Was Gatsby Really Great

The Illusion of Greatness: Jay Gatsby

Everybody knows how The Great Gatsby a.k.a Jay Gatsby reached his American Dream brick by brick. We see him throwing those glamorous parties, dazzling the West Egg with his wealth and inspiring a bunch of people. However, beneath the shimmering lights and Gatsby's image, Gatsby lives in an illusion of dreams, success, wealth and most crucially, in the illusion of the dream of "having" Daisy.

A questionable past, a success built on crime, and deception; Gatsby is not like the others who come from old-money and belongs to the old-money elite. Rather, he achieves a success and makes himself "a man" from the scratch yet his success is not build-on genuine achievement. His so-called American Dream is not about the hard work that pays off. 

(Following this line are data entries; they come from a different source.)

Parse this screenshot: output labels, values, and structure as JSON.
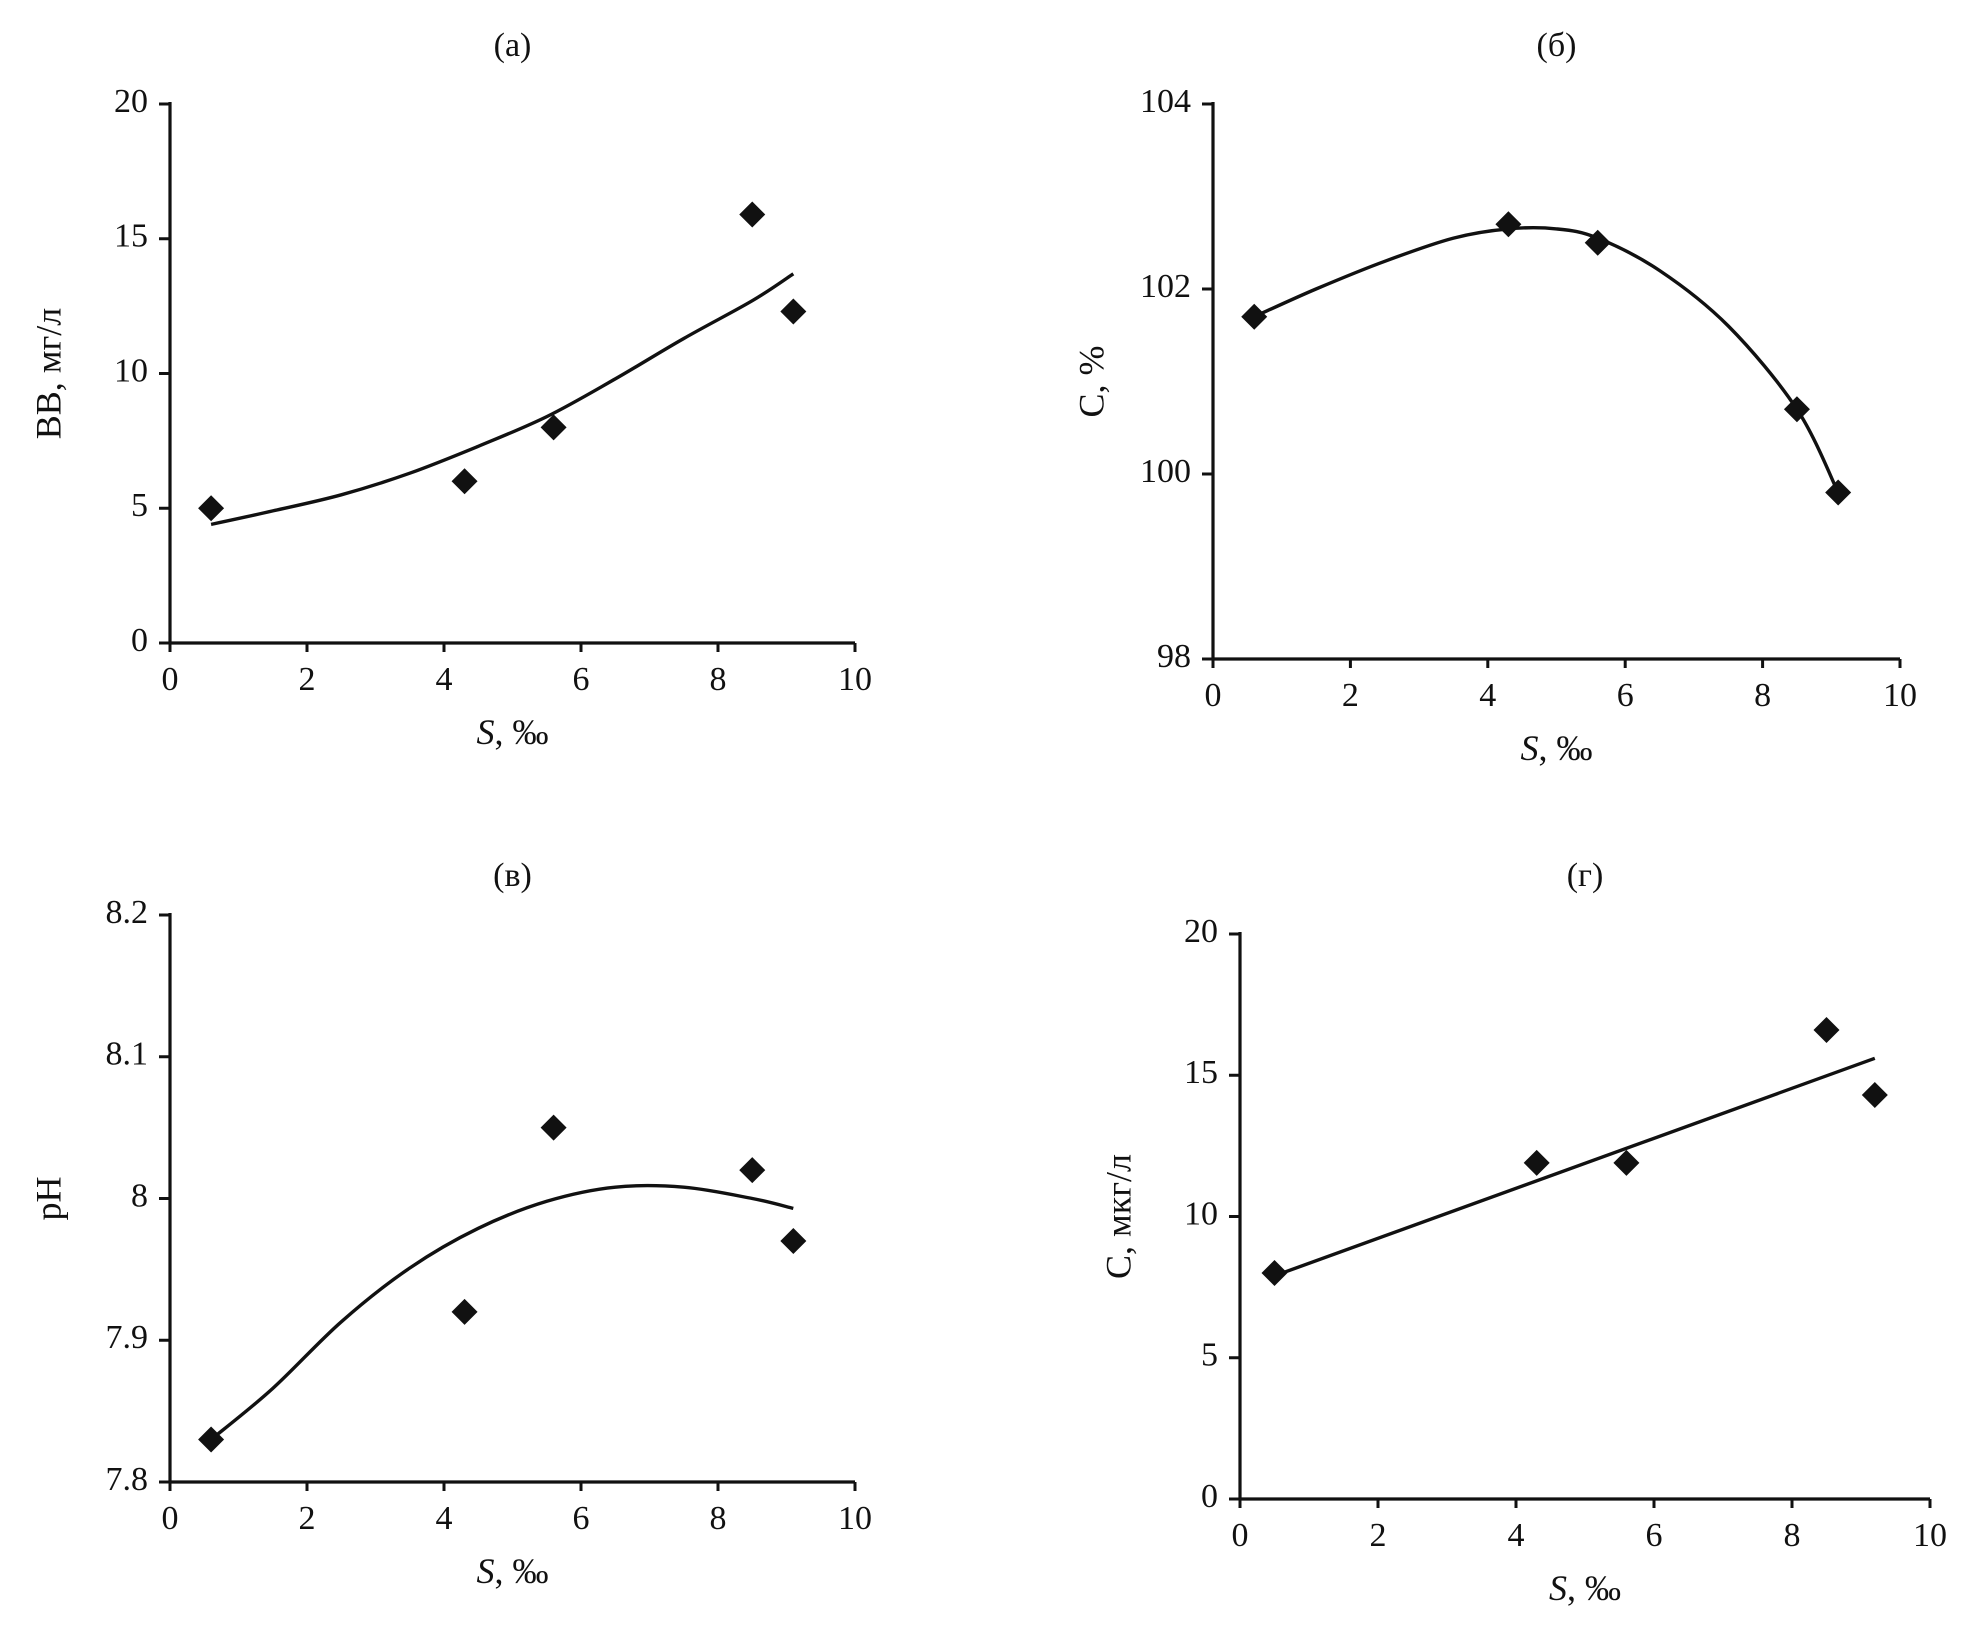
{
  "chart_data": [
    {
      "type": "scatter",
      "panel_label": "(а)",
      "xlabel_var": "S",
      "xlabel_rest": ", ‰",
      "ylabel": "ВВ, мг/л",
      "xlim": [
        0,
        10
      ],
      "ylim": [
        0,
        20
      ],
      "xticks": [
        0,
        2,
        4,
        6,
        8,
        10
      ],
      "yticks": [
        0,
        5,
        10,
        15,
        20
      ],
      "xtick_labels": [
        "0",
        "2",
        "4",
        "6",
        "8",
        "10"
      ],
      "ytick_labels": [
        "0",
        "5",
        "10",
        "15",
        "20"
      ],
      "x": [
        0.6,
        4.3,
        5.6,
        8.5,
        9.1
      ],
      "y": [
        5.0,
        6.0,
        8.0,
        15.9,
        12.3
      ],
      "trend": {
        "kind": "exponential",
        "x": [
          0.6,
          1.5,
          2.5,
          3.5,
          4.5,
          5.5,
          6.5,
          7.5,
          8.5,
          9.1
        ],
        "y": [
          4.4,
          4.9,
          5.5,
          6.3,
          7.3,
          8.4,
          9.8,
          11.3,
          12.7,
          13.7
        ]
      },
      "grid": false,
      "legend": false
    },
    {
      "type": "scatter",
      "panel_label": "(б)",
      "xlabel_var": "S",
      "xlabel_rest": ", ‰",
      "ylabel": "С, %",
      "xlim": [
        0,
        10
      ],
      "ylim": [
        98,
        104
      ],
      "xticks": [
        0,
        2,
        4,
        6,
        8,
        10
      ],
      "yticks": [
        98,
        100,
        102,
        104
      ],
      "xtick_labels": [
        "0",
        "2",
        "4",
        "6",
        "8",
        "10"
      ],
      "ytick_labels": [
        "98",
        "100",
        "102",
        "104"
      ],
      "x": [
        0.6,
        4.3,
        5.6,
        8.5,
        9.1
      ],
      "y": [
        101.7,
        102.7,
        102.5,
        100.7,
        99.8
      ],
      "trend": {
        "kind": "polynomial",
        "x": [
          0.6,
          1.5,
          2.5,
          3.5,
          4.3,
          5.0,
          5.6,
          6.5,
          7.5,
          8.5,
          9.1
        ],
        "y": [
          101.7,
          102.0,
          102.3,
          102.55,
          102.65,
          102.65,
          102.55,
          102.2,
          101.6,
          100.7,
          99.8
        ]
      },
      "grid": false,
      "legend": false
    },
    {
      "type": "scatter",
      "panel_label": "(в)",
      "xlabel_var": "S",
      "xlabel_rest": ", ‰",
      "ylabel": "pH",
      "xlim": [
        0,
        10
      ],
      "ylim": [
        7.8,
        8.2
      ],
      "xticks": [
        0,
        2,
        4,
        6,
        8,
        10
      ],
      "yticks": [
        7.8,
        7.9,
        8.0,
        8.1,
        8.2
      ],
      "xtick_labels": [
        "0",
        "2",
        "4",
        "6",
        "8",
        "10"
      ],
      "ytick_labels": [
        "7.8",
        "7.9",
        "8",
        "8.1",
        "8.2"
      ],
      "x": [
        0.6,
        4.3,
        5.6,
        8.5,
        9.1
      ],
      "y": [
        7.83,
        7.92,
        8.05,
        8.02,
        7.97
      ],
      "trend": {
        "kind": "polynomial",
        "x": [
          0.6,
          1.5,
          2.5,
          3.5,
          4.5,
          5.5,
          6.5,
          7.5,
          8.5,
          9.1
        ],
        "y": [
          7.83,
          7.866,
          7.913,
          7.951,
          7.979,
          7.998,
          8.008,
          8.008,
          8.0,
          7.993
        ]
      },
      "grid": false,
      "legend": false
    },
    {
      "type": "scatter",
      "panel_label": "(г)",
      "xlabel_var": "S",
      "xlabel_rest": ", ‰",
      "ylabel": "С, мкг/л",
      "xlim": [
        0,
        10
      ],
      "ylim": [
        0,
        20
      ],
      "xticks": [
        0,
        2,
        4,
        6,
        8,
        10
      ],
      "yticks": [
        0,
        5,
        10,
        15,
        20
      ],
      "xtick_labels": [
        "0",
        "2",
        "4",
        "6",
        "8",
        "10"
      ],
      "ytick_labels": [
        "0",
        "5",
        "10",
        "15",
        "20"
      ],
      "x": [
        0.5,
        4.3,
        5.6,
        8.5,
        9.2
      ],
      "y": [
        8.0,
        11.9,
        11.9,
        16.6,
        14.3
      ],
      "trend": {
        "kind": "linear",
        "x": [
          0.5,
          9.2
        ],
        "y": [
          7.9,
          15.6
        ]
      },
      "grid": false,
      "legend": false
    }
  ]
}
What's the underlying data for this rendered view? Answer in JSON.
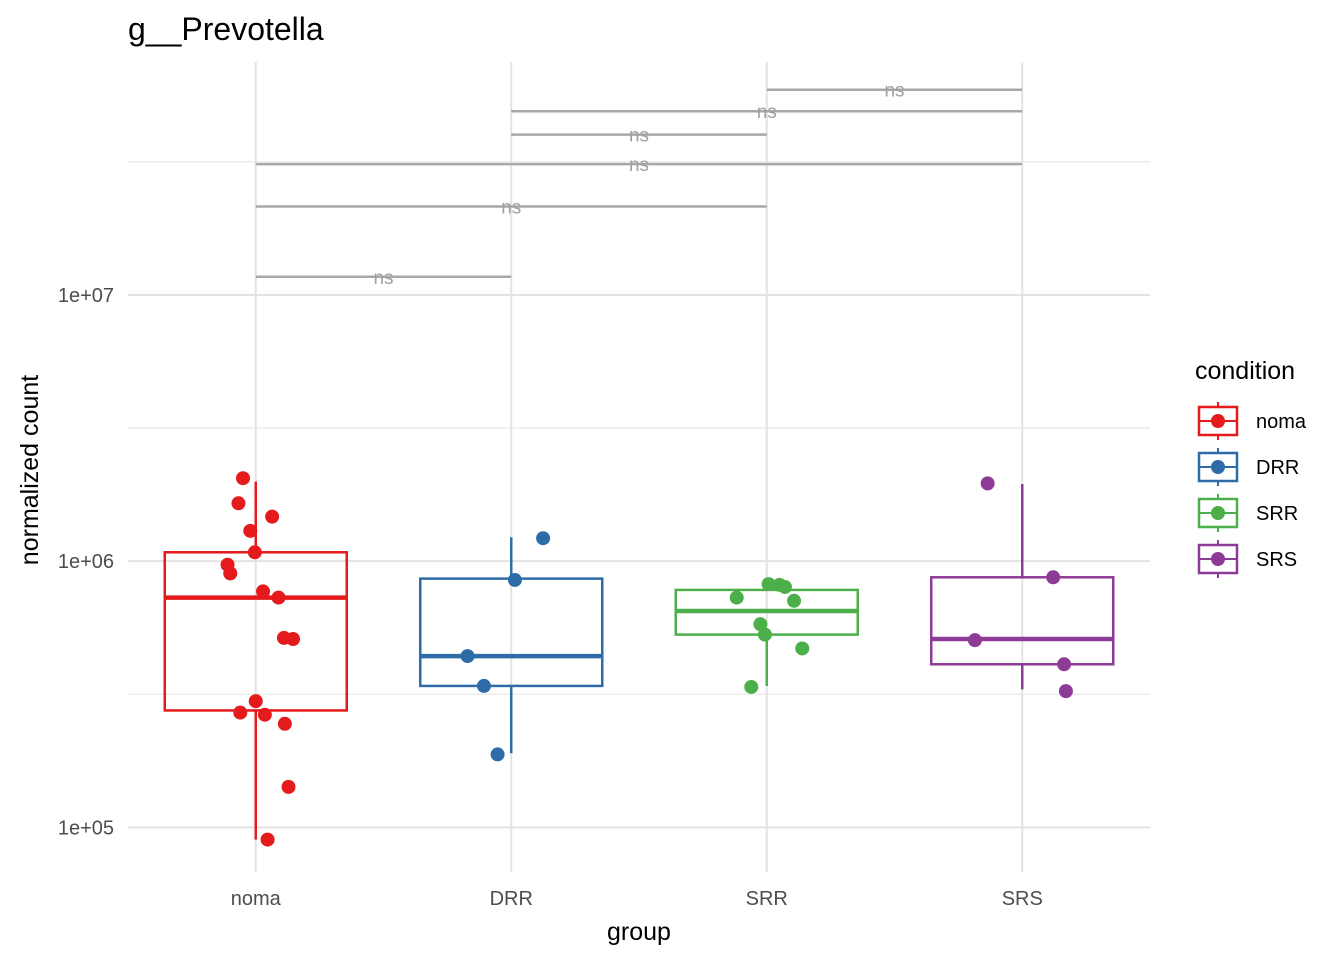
{
  "chart_data": {
    "type": "box",
    "title": "g__Prevotella",
    "xlabel": "group",
    "ylabel": "normalized count",
    "yscale": "log10",
    "ylim": [
      68000,
      75000000
    ],
    "yticks": [
      {
        "value": 100000,
        "label": "1e+05"
      },
      {
        "value": 1000000,
        "label": "1e+06"
      },
      {
        "value": 10000000,
        "label": "1e+07"
      }
    ],
    "categories": [
      "noma",
      "DRR",
      "SRR",
      "SRS"
    ],
    "grid": true,
    "legend": {
      "title": "condition",
      "position": "right",
      "items": [
        {
          "label": "noma",
          "color": "#E41A1C"
        },
        {
          "label": "DRR",
          "color": "#2E6CA8"
        },
        {
          "label": "SRR",
          "color": "#4DAF4A"
        },
        {
          "label": "SRS",
          "color": "#8E3B97"
        }
      ]
    },
    "series": [
      {
        "category": "noma",
        "color": "#E41A1C",
        "box": {
          "whisker_low": 90000,
          "q1": 275000,
          "median": 730000,
          "q3": 1080000,
          "whisker_high": 1990000
        },
        "points": [
          {
            "j": -0.14,
            "y": 2050000
          },
          {
            "j": -0.19,
            "y": 1650000
          },
          {
            "j": 0.18,
            "y": 1470000
          },
          {
            "j": -0.06,
            "y": 1300000
          },
          {
            "j": -0.01,
            "y": 1080000
          },
          {
            "j": -0.31,
            "y": 970000
          },
          {
            "j": -0.28,
            "y": 900000
          },
          {
            "j": 0.08,
            "y": 770000
          },
          {
            "j": 0.25,
            "y": 730000
          },
          {
            "j": 0.31,
            "y": 515000
          },
          {
            "j": 0.41,
            "y": 510000
          },
          {
            "j": 0.0,
            "y": 298000
          },
          {
            "j": -0.17,
            "y": 270000
          },
          {
            "j": 0.1,
            "y": 265000
          },
          {
            "j": 0.32,
            "y": 245000
          },
          {
            "j": 0.36,
            "y": 142000
          },
          {
            "j": 0.13,
            "y": 90000
          }
        ]
      },
      {
        "category": "DRR",
        "color": "#2E6CA8",
        "box": {
          "whisker_low": 190000,
          "q1": 340000,
          "median": 440000,
          "q3": 860000,
          "whisker_high": 1230000
        },
        "points": [
          {
            "j": 0.35,
            "y": 1220000
          },
          {
            "j": 0.04,
            "y": 850000
          },
          {
            "j": -0.48,
            "y": 440000
          },
          {
            "j": -0.3,
            "y": 340000
          },
          {
            "j": -0.15,
            "y": 188000
          }
        ]
      },
      {
        "category": "SRR",
        "color": "#4DAF4A",
        "box": {
          "whisker_low": 340000,
          "q1": 530000,
          "median": 650000,
          "q3": 780000,
          "whisker_high": 820000
        },
        "points": [
          {
            "j": 0.02,
            "y": 820000
          },
          {
            "j": 0.14,
            "y": 815000
          },
          {
            "j": 0.2,
            "y": 800000
          },
          {
            "j": -0.33,
            "y": 730000
          },
          {
            "j": 0.3,
            "y": 710000
          },
          {
            "j": -0.07,
            "y": 580000
          },
          {
            "j": -0.02,
            "y": 530000
          },
          {
            "j": 0.39,
            "y": 470000
          },
          {
            "j": -0.17,
            "y": 337000
          }
        ]
      },
      {
        "category": "SRS",
        "color": "#8E3B97",
        "box": {
          "whisker_low": 330000,
          "q1": 410000,
          "median": 510000,
          "q3": 870000,
          "whisker_high": 1950000
        },
        "points": [
          {
            "j": -0.38,
            "y": 1960000
          },
          {
            "j": 0.34,
            "y": 870000
          },
          {
            "j": -0.52,
            "y": 505000
          },
          {
            "j": 0.46,
            "y": 410000
          },
          {
            "j": 0.48,
            "y": 325000
          }
        ]
      }
    ],
    "comparisons": [
      {
        "from": "noma",
        "to": "DRR",
        "y": 11700000,
        "label": "ns"
      },
      {
        "from": "noma",
        "to": "SRR",
        "y": 21500000,
        "label": "ns"
      },
      {
        "from": "noma",
        "to": "SRS",
        "y": 31000000,
        "label": "ns"
      },
      {
        "from": "DRR",
        "to": "SRR",
        "y": 40000000,
        "label": "ns"
      },
      {
        "from": "DRR",
        "to": "SRS",
        "y": 49000000,
        "label": "ns"
      },
      {
        "from": "SRR",
        "to": "SRS",
        "y": 59000000,
        "label": "ns"
      }
    ]
  }
}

Despite all his riches, he is an outsider in his own parties and even when he dies, he dies all alone, abandoned by the crowd that does not embrace him but his wealth. Therefore he seems more like a tragic dreamer than a man who achieved the unattainable.

His entire identity is constructed around the illusions that make him cling to the unattainable past with Daisy. His actual, unattainable dream is to have Daisy Buchanan and to create a past that no longer exists by showing off his wealth.

As a prisoner of his own fantasy, Gatsby's illusion shatters the moment he realizes that the idea of Daisy is nothing but a dream that does not have a base in reality. He realizes that she is not the idealized figure he has worshipped for years, and Daisy does not sacrifice her comfort and marriage to be with Jay Gatsby. Here the line between old money and new money becomes clear again; this one-sided love or devotion symbolizes the unattainable dream and the boundaries that could never embrace a new money to the old money side of the world.

In the end, he dies all alone, forgotten, unnoticed, and only having his poor-looking father attending his funeral; which is ironic because no matter how hard he devoted himself to crafting an image of grandeur, he could never have a place on his own in this world he desperately sought to enter, and only his poor-looking father embraced him as a human, a son, a man that dies in emptiness.

Becoming a forgotten figure in a vast world, Jay Gatsby dies tragically, exposing the harsh reality of the American Dream which, when built on illusion, can destroy the individual and lead to disillusionment.